Lobster Press: The chili lobster at chef Marc Forgione’s namesake TriBeCa restaurant was so popular that he built a whole stall around it at The Pennsy. You can get the lobster, which Lobster Press partner Homarus catches fresh daily in Maine, pressed in a panini ($17) or—our favorite—served in a salad ($17) with gluten-free sorghum, arugula and seasonal vegetables like crispy Brussels sprouts and sweet butternut squash cubes. Either way, the side of warm, spicy-creamy sauce spiked with ginger, garlic and chilies was so good that we were tempted to just drink it straight.
Cinnamon Snail: The first stationary location of this popular vegan, organic food truck offers over-the-top sandwiches and bowls with an exuberant mashup of flavors from Korea, Thailand, Vietnam and beyond. While the seitan-based Beastmode Burger ($10.95) is a popular pick, we gravitated to the Thai BBQ tempeh sandwich ($9.95) with pickled red onions, Thai basil, arugula and smoked chili-roasted peanuts on grilled spelt bread. Bonus: Any item can be served on gluten-free millet-flax bread or, for a few bucks extra, over greens and red quinoa pilaf. The Snail’s popular doughnuts and other vegan desserts are also available at the stand.
Pat LaFrieda: Carnivores will want to head over to the debut eatery from locally legendary butcher Pat LaFrieda (he’s famous for supplying many of the best restaurants in New York with custom burger blends and other meats). You’ll find all manner of sandwiches made with hormone- and antibiotic-free meats. Robust, juicy choices include the classic tomato-sauced meatball sub ($12), the Black Angus steak sandwich ($15) and the house-roasted turkey sandwich ($12). For the bread adverse, there are seasonal plates such as the super-tender braised boneless short ribs served with a slightly sweet celery root slaw ($15). Packaged meats and burger blends are also for sale to take home.

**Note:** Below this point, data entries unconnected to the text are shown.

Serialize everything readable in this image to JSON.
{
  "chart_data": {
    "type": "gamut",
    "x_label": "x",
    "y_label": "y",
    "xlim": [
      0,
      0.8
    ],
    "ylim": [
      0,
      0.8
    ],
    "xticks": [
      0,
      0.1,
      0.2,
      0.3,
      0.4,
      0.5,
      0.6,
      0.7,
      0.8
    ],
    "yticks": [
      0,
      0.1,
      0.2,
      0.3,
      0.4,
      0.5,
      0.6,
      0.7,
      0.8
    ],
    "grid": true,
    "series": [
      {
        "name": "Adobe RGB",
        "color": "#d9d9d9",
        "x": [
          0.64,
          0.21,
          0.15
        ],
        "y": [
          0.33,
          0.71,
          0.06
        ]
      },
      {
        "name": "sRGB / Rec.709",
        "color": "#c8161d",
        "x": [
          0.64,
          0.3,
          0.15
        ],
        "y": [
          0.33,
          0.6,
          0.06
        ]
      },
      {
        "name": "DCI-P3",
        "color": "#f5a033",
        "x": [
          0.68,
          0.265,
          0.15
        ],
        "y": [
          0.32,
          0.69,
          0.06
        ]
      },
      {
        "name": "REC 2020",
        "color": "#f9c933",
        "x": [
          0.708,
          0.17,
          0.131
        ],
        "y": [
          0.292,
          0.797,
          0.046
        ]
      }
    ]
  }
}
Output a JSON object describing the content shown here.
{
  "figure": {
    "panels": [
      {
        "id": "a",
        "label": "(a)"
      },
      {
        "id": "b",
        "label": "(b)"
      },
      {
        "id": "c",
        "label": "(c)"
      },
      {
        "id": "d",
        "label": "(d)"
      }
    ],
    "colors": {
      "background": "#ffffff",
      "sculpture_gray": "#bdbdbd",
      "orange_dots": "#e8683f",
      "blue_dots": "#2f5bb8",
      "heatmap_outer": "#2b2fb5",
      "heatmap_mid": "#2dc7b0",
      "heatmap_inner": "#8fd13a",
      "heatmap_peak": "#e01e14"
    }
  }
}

Mario by Mary: For another super meatball sub, try the panini ($12.50) from this Italian collaboration between Mario Batali and caterer Mary Guliani. The meatballs are made with a blend of pork and beef from—who else?—Pat LaFrieda, and they’re topped with escarole, pecorino and mozzarella for a sandwich that’s rich and gooey without being greasy. In addition to hot and cold sandwiches, there are hearty seasonal soups ($5.50 for 12 ounces; $7 for 16 ounces), including white bean and rosemary and a chicken and kale stracciatella that’s going to be our go-to cold-fighter this winter.